Conducir un vehículo privado no está de moda. Y esa categoría de desprestigio social afecta casi por igual al propietario cabal de un automóvil híbrido como al insensible que pilota un diésel humeante, aunque el resultado final para el medio ambiente sea claramente diferente. Usar un coche, no obstante, más que un capricho de seres negacionistas con la salud del planeta, es una necesidad de transporte para que la vida, que sólo es vida si une dos puntos geográficos en un tiempo razonable, no se convierta en un suplicio.
Entre las aventuras que deben superar los conductores en Cataluña figura una experiencia angustiante: transitar por la AP-7. La desaparición de los peajes conllevó la dejadez en el mantenimiento de las vías de alta densidad. Y en esas estamos en la actualidad. Está por ver cómo acabará la instrucción de la Unión Europea de volver a recuperar los peajes que el Gobierno de España se resiste a aplicar. Veremos cómo puede cuadrar la necesidad de mantener las vías sin volver a colocar los impopulares peajes pero, sin duda, algo hay que hacer. La autopista más transitada de Cataluña, y de buena parte de España, ostenta en la actualidad más densidad de circulación que la que había cuando las barreras rascaban el bolsillo del automovilista. Y aquel ejercicio que en el pasado nos parecía un expolio ahora muchos conductores desearían que volviera a ser una realidad.

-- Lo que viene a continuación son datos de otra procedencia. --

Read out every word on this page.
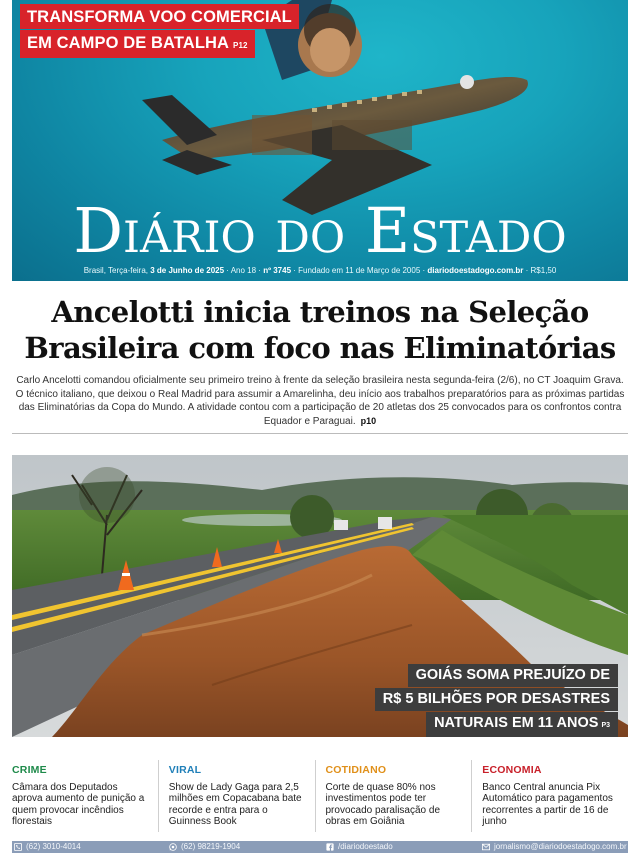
TRANSFORMA VOO COMERCIAL
EM CAMPO DE BATALHA P12
Diário do Estado
Brasil, Terça-feira, 3 de Junho de 2025 · Ano 18 · nº 3745 · Fundado em 11 de Março de 2005 · diariodoestadogo.com.br · R$1,50
Ancelotti inicia treinos na Seleção
Brasileira com foco nas Eliminatórias
Carlo Ancelotti comandou oficialmente seu primeiro treino à frente da seleção brasileira nesta segunda-feira (2/6), no CT Joaquim Grava. O técnico italiano, que deixou o Real Madrid para assumir a Amarelinha, deu início aos trabalhos preparatórios para as próximas partidas das Eliminatórias da Copa do Mundo. A atividade contou com a participação de 20 atletas dos 25 convocados para os confrontos contra Equador e Paraguai. p10
GOIÁS SOMA PREJUÍZO DE
R$ 5 BILHÕES POR DESASTRES
NATURAIS EM 11 ANOS P3
CRIME
Câmara dos Deputados aprova aumento de punição a quem provocar incêndios florestais
VIRAL
Show de Lady Gaga para 2,5 milhões em Copacabana bate recorde e entra para o Guinness Book
COTIDIANO
Corte de quase 80% nos investimentos pode ter provocado paralisação de obras em Goiânia
ECONOMIA
Banco Central anuncia Pix Automático para pagamentos recorrentes a partir de 16 de junho
(62) 3010-4014	(62) 98219-1904	/diariodoestado	jornalismo@diariodoestadogo.com.br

Aquel dinero cuidaba la vía y evitaba un tráfico masificado. Todo ello ha cambiado. Tratar de cruzar Cataluña de norte a sur, o viceversa, es hoy en día un infierno. El alud de camiones de gran tonelaje que surcan la ruta ha convertido la autopista en una carretera nacional. Esa densidad unida a la impericia de muchos conductores de vehículos --¿para cuándo habrá multas de verdad para los bobos que siguen pensando que en España se conduce por la izquierda?-- y al pasotismo de muchos camioneros, para los que adelantar a otro camión es una práctica habitual aunque eso suponga que la lenta maniobra fastidie a decenas de vehículos y provoque frenazos e inseguridad, convierte la AP-7 en un trance complicado.
La cuestión es doble. Por un lado, necesitamos que nuestra Administración destine dinero a mejorar el estado de las vías rápidas, por mucho que se quiera seguir invirtiendo en el tren. La red ferroviaria es fundamental pero no podemos abandonar la seguridad de las autopistas simplemente porque alguien crea que con esa decisión sacará gente de la carretera y los llevará al tren. Eso ocurre en lugares donde el servicio ferroviario es excelente pero en ese capítulo tampoco llueve al gusto de todos. El segundo gran elemento de debate en la autopista es la educación vial y la capacidad de castigo. Existe un gran esfuerzo por penalizar la velocidad en la conducción, a veces hasta límites irritantes, pero en cambio no hay control para quien conduce lentamente por un carril que no le toca o, como decíamos, para el camionero que se permite adelantar a un colega y si la maniobra tarda un minuto pues ya frenarán los insensatos que van por detrás. Esas prácticas no están penalizadas y seguro que tienen una alta responsabilidad en el saldo final de siniestralidad viaria.